Multi-GPU full-throttle on 8× H100:

accelerate launch --multi_gpu --num_processes=8 --mixed_precision=bf16 \
  $(which python) scripts/train_value.py \
    --data_dir <…> --checkpoint_dir <…> \
    --batch_size 64 --num_train_steps 30000 \
    --load_pretrained --tokenizer_path <…>/tokenizer.model

That matches pistar’s documented default (30k steps, batch 64) — paper scale.

Tuning knobs

Flag	Default	Notes
`--batch_size`	32	Drop to 4–8 on a single 24 GB consumer GPU; raise to 64+ on H100s.
`--num_train_steps`	30000	The bundle is already at step 20k; 5k more is plenty for small-task fine-tuning.
`--peak_lr`	2.5e-5	Drop to 1e-5 if loss diverges; pistar default schedule is cosine.
`--load_pretrained`	off	Required. Invokes our `ValueModelWeightLoader` against the VLM bundle.
`--tokenizer_path`	(auto)	Explicit path defeats pistar’s hardcoded `/data/...` fallback search.
`--freeze_mode`	`all_backbones`	Default freezes SigLIP + LLM. `siglip_only` and `none` are slower but lower-bias.
`--wandb_mode`	online	Set to `disabled` for the first dry runs.
`--val_data_dir` + `--val_interval`	off	Provide a held-out v2.1 dataset for periodic val loss; very useful at paper scale.

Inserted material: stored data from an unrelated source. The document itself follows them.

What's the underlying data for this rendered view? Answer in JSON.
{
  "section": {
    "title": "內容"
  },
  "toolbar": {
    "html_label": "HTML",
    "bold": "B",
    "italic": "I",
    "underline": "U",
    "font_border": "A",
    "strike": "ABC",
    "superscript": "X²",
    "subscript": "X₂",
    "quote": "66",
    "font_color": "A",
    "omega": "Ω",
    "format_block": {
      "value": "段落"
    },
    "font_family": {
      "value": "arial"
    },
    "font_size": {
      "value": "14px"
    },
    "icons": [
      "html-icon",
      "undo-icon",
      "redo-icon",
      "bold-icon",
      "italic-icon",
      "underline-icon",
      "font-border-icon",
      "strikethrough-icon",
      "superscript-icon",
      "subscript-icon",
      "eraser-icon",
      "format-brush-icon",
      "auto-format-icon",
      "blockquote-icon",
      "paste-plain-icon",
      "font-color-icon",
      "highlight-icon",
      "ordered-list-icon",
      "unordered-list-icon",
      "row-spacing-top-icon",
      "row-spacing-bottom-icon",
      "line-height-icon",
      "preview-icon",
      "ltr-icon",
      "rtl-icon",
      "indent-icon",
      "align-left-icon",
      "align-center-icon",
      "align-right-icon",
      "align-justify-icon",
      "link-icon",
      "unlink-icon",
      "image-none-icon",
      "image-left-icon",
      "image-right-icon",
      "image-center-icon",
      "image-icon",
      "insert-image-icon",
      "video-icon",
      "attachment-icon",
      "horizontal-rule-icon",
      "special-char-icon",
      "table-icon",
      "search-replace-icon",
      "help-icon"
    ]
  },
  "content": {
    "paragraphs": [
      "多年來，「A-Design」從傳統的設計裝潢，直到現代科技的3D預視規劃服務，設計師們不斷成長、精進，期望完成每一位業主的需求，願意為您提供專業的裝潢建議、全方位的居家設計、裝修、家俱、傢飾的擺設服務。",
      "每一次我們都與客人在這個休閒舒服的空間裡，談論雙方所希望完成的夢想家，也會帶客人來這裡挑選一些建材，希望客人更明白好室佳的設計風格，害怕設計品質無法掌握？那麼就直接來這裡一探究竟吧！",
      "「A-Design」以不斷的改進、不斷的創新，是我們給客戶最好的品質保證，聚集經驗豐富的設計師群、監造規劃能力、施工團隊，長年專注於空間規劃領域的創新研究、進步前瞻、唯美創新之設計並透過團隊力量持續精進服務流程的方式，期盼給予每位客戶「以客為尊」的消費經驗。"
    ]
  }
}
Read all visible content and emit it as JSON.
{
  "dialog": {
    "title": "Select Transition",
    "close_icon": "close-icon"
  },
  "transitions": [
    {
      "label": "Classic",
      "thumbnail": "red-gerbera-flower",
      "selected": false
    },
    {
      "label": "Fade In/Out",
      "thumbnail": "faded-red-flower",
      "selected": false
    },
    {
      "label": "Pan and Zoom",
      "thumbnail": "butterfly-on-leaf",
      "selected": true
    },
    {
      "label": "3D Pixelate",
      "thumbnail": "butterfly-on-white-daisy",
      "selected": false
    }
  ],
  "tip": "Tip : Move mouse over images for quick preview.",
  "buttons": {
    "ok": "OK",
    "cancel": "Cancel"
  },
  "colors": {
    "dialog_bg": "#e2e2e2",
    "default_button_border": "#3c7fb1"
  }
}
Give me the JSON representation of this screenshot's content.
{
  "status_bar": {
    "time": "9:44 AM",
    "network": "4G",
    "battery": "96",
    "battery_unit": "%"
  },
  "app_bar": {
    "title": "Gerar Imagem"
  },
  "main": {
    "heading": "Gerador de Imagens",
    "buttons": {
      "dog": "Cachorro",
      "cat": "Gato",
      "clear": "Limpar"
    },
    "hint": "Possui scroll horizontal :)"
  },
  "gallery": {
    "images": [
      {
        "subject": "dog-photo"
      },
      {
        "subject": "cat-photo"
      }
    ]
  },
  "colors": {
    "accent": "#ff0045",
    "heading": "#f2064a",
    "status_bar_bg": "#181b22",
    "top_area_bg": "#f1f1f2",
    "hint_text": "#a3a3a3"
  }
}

What the saved checkpoint contains

The orbax tree mirrors the bundle’s structure:

checkpoints/value_model/yam_vial_v1/step_00005000/
├── _CHECKPOINT_METADATA
├── _METADATA
├── array_metadatas/process_0
├── d/...
├── manifest.ocdbt
├── ocdbt.process_0/
└── _sharding

Top-level keys inside: {params, ema_params, step}. Stage 5 uses ema_params by default (--use_ema).

Healthy training signals

Train loss falls from ~5–7 initial to ~2–3 within a few hundred steps.
Val loss (if provided) tracks train loss within ~2×.
Two-hot target distribution stays bimodal — non-zero mass at both ends of the [-1, 0] support. If everything collapses to one bin, your dataset has only success-shaped or only failure-shaped value labels; collect the missing class.

Common failures

Symptom	Diagnosis & fix
`ImportError: cannot import name 'ValueModelWeightLoader'`	Patch 1 not applied — add the class to `weight_loaders.py`. See patches.md.
`ModuleNotFoundError: No module named 'gemma.gm.data'`	Patch 2 not applied — copy the upstream gemma `gm/data/` directory in.
`ModuleNotFoundError: No module named 'kauldron.ktyping'`	Patch 3 — sed `kauldron.ktyping` → `kauldron.typing` in the copied `_functional.py` and `_transforms.py`.
`AttributeError: module 'etils.edc' has no attribute 'ContextStack'`	Patch 5 — replace the use with a local fallback class in `_dtype_params.py`.
`ImportError: cannot import name 'console' from 'openpi.shared'`	Patch 6 — drop in the `console.py` stub.
`TypeError: DataConfig.__init__() got an unexpected keyword argument 'local_data_dir'`	Patch 8 — `build_value_data_config` uses the new `repo_id` API.
`AttributeError: module 'openpi.training.data_loader' has no attribute 'create_value_data_loader'`	Patch 10 — add the function.
`RESOURCE_EXHAUSTED: Out of memory while trying to allocate ...`	Another GPU consumer is up. `nvidia-smi`; on multi-GPU rigs use `accelerate launch ... --num_processes=N` and divide batch size accordingly.
Loss is NaN after a few steps	Drop `--batch_size` and/or `--peak_lr`. Verify `value_label` / `reward_label` aren’t `inf` (they should be in `[-1, 0]`).

Next

The value model is ready — Stage 5 uses it to relabel adv_ind on autonomous frames.